A Wide-Ranging Impact
The impact of mom and pop businesses often extends far beyond just dollars and cents as these owners build vital relationships with their customers and communities. In addition, many mom and pop businesses are passed down from one generation to the next, equipping and inspiring the next generation of American entrepreneurs and innovators.
On March 29, these businesses will be recognized on National Mom and Pop Business Owners Day. This day of celebration was established nearly a century ago by Rick and Margie Segel to honor their parents, who opened a hat shop in 1939 and eventually grew it into a $2 million clothing store.
In recognition of National Mom and Pop Business Owners Day, OnDeck conducted a survey of small business owners asking them a wide range of questions about how they run their companies. Their answers could provide some insights that could help you run your business better.
Customer Service Strategies
The vast majority of survey respondents — over 91% — said that their customer service strategy is a key driver of their overall business success. While customers may occasionally shop at a larger store for the sake of convenience, most of them realize that when they frequent a mom and pop business, they will usually receive a higher level of customer service.
One respondent said that their business uses a three-step approach to customer service:
- Establish frequent customer contact
- Create and monitor performance reporting, and
- Demonstrate tangible return on investment.
Marketing and New Customer Acquisition
The most popular method of new customer acquisition among survey respondents is word-of-mouth marketing, which is used by 87% of them. The next most popular customer acquisition strategy is social media marketing (69%), followed by the business’ website (60%) and print and digital advertising (50%).

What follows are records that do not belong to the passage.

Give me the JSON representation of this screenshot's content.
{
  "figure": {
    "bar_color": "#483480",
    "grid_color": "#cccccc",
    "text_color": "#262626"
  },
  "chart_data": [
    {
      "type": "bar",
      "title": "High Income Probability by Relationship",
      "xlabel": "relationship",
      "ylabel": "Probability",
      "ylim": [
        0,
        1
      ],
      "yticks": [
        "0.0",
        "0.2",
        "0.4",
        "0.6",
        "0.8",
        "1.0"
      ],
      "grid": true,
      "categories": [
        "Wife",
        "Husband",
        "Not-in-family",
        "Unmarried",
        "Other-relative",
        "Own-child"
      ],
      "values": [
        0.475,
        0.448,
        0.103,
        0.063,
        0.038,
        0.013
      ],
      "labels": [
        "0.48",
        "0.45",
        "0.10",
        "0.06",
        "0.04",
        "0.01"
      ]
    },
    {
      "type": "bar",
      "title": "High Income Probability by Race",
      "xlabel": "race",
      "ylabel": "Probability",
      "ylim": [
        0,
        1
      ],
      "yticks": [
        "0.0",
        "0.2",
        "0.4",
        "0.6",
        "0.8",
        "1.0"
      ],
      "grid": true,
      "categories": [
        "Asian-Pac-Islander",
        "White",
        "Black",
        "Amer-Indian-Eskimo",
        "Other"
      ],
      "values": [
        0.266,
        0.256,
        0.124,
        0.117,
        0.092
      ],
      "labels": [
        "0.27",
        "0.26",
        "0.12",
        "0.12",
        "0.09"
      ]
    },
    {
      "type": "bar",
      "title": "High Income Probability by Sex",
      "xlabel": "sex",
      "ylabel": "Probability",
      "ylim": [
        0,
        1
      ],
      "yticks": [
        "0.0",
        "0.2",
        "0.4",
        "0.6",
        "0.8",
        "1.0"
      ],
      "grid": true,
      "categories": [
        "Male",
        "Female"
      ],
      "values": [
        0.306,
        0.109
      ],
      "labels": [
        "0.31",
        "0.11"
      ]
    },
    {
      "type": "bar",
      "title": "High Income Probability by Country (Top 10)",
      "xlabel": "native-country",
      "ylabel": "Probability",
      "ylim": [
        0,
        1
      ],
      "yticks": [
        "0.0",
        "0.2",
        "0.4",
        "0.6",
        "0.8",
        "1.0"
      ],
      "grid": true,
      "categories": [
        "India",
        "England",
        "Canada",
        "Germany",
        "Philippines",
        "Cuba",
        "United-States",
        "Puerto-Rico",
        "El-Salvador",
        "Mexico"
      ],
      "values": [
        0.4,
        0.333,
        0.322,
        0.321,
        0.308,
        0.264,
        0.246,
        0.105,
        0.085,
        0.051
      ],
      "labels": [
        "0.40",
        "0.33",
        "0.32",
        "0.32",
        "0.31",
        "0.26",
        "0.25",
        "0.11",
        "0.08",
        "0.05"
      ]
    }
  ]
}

Facebook is by far the most popular digital marketing vehicle, used by 78% of the survey respondents. Google (55%) is the next most popular, followed by Instagram (25%), Twitter (20%) and Pinterest (10%).
Some respondents offered advice on creating a small business marketing plan. One suggested going “as deep and wide as possible into multiple customers.” Another recommended “defining your end game and strategizing your budget, search ads, display ads and social ads.” Yet another respondent stressed the need to provide “high value and a win-win” to customers. “Marketing is about engaging people and building lasting relationships with them,” this owner stated.
Motivating and Managing Employees
Employee turnover can be especially costly to mom and pop businesses. Not only is there the cost involved in hiring and training replacements, but these employees often build close relationships with customers that can be hard to re-establish.
Some survey respondents offered advice on how to boost employee satisfaction and motivation. One suggested taking an interest in your employees’ personal lives and “making them feel like family.” Another said the owner and employees try to do fun things together after work and “we joke around a lot too.” Yet another respondent recommended being as flexible as possible when it comes to giving employees time off for family, school and other personal commitments.
Unfortunately, most mom and pop business owners eventually reach the point when they have to let an employee go. Some respondents offered advice on how to do this. One suggested being upfront and honest and treating the situation with kindness. Another recommended caution and making sure you have documented reasons for the firing — “then do it with dignity.” Yet another stated: “Having bad employees hurts the entire company, but sometimes it’s necessary to prune the branches from time to time to allow the tree to flourish.”